Sekarang renungkanlah, bayangkanlah melawan musuh (mengalahkan syaitan) yang tidak kentara (tidak bisa dilihat dengan mata) namun sangat terasa gangguannya dan syaitannya sendiri sudah ada di dekat kita. Lalu bertanyalah kepada diri sendiri, sanggupkah diri kita mengalahkan syaitan sendirian tanpa bantuan Allah SWT walaupun kita sudah memiliki ilmu serta pengetahuan tentang kelemahan syaitan? Sebelum menjawab pertanyaan ini, ada baiknya mempelajari kembali 2 (dua) buah firman Allah SWT yang kami kemukakan berikut ini:
Allah SWT berfirman: “Dan apabila hamba hambaKu bertanya kepadamu (Muhammad) tentang Aku, maka sesungguhnya Aku dekat. Aku kabulkan permohonan orang yang berdoa apabila ia berdoa kepadaKu.
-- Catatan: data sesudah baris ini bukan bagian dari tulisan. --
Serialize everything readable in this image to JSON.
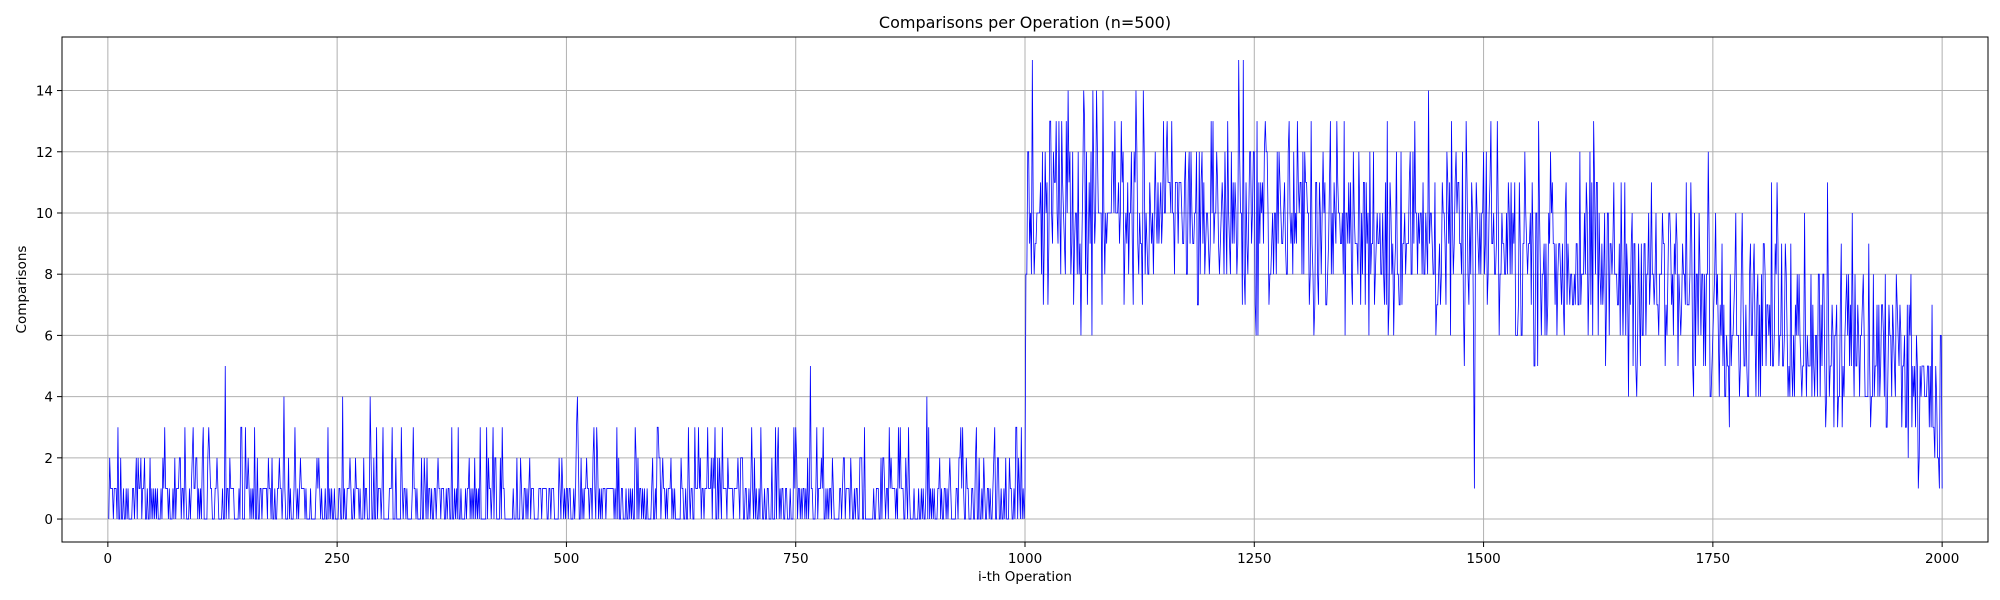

Hendaklah mereka itu memenuhi (perintah)Ku dan beriman kepadaKu, agar mereka memperoleh kebenaran. (surat Al Baqarah (2) ayat 186).”
Allah SWT berfirman: “Dan sungguh, Kami telah menciptakan manusia dan mengetahui apa yang dibisikkan oleh hatinya, dan Kami lebih dekat kepadanya daripada urat lehernya. (surat Qaf (50) ayat 16).” Semoga jawaban yang kita berikan atas pertanyaan di atas adalah jawaban yang sesuai dengan kehendak Allah SWT, yaitu kita tidak bisa mengalahkan syaitan seorang diri dan untuk itu jadikan Allah SWT sebagai penolong, pelindung diri kita dimanapun kita berada. Apalagi Allah SWT sendiri yang berkehendak agar diri kita mengajukan perhomonan doa kepada Allah SWT.